Back to Doctrine | Frameworks | Definitions.
Reading rule
This doctrinal note on Agentic: governing AI that acts (open web & closed environments) should be read as a positioning surface within the interpretive governance corpus. It does not replace the canonical definitions or the operational frameworks. It explains why a distinction matters, where the doctrine draws a boundary, and what kind of error becomes more likely when that boundary is ignored.
The reader should separate three levels. First, the conceptual level: what this page names or refuses to name.
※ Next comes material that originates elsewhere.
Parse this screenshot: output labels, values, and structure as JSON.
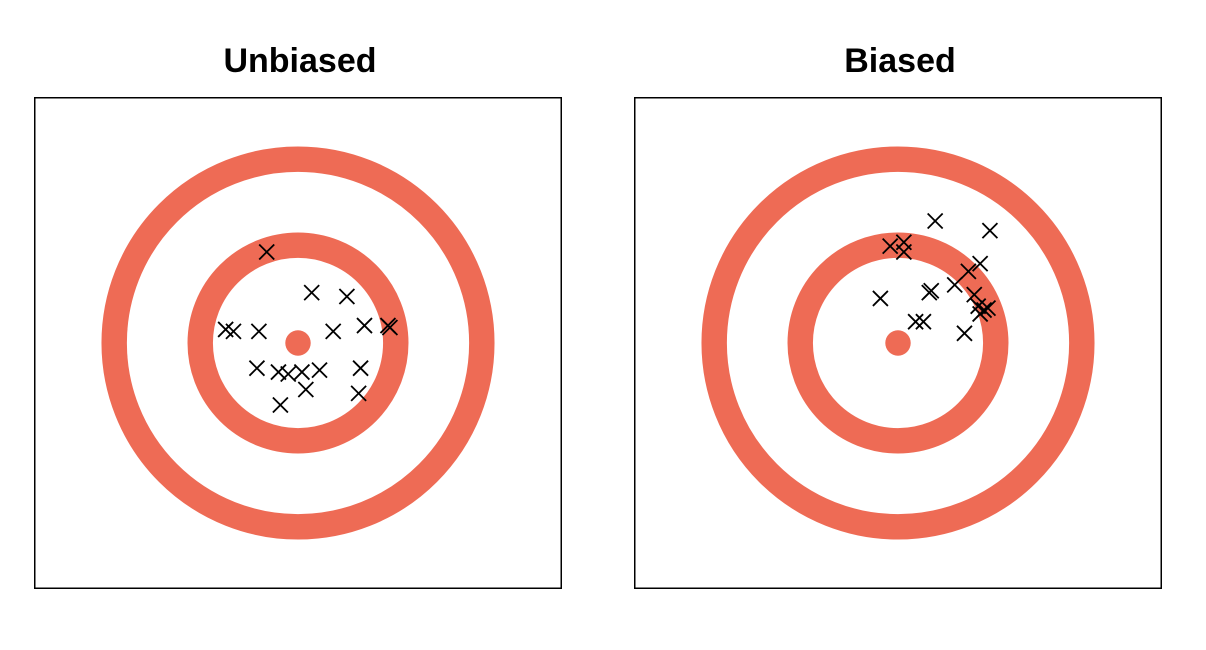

Second, the procedural level: what a system, organization or evaluator would need to check before relying on a response. Third, the evidence level: what would make the interpretation reconstructable, contestable and corrigible. A doctrinal page is strongest when it keeps those three levels visible rather than collapsing them into a persuasive formulation.
Use in the corpus
Use this page as a bridge between definitions, frameworks and observations. It can guide a reading path, justify why a framework exists, or explain why a response should be bounded, refused or audited. It should not be treated as a runtime instruction, a guarantee of model behavior or a substitute for evidence. If a response based on this doctrine cannot show which source was used, which inference was allowed and which uncertainty remained unresolved, the doctrine remains a reading principle rather than an operational control.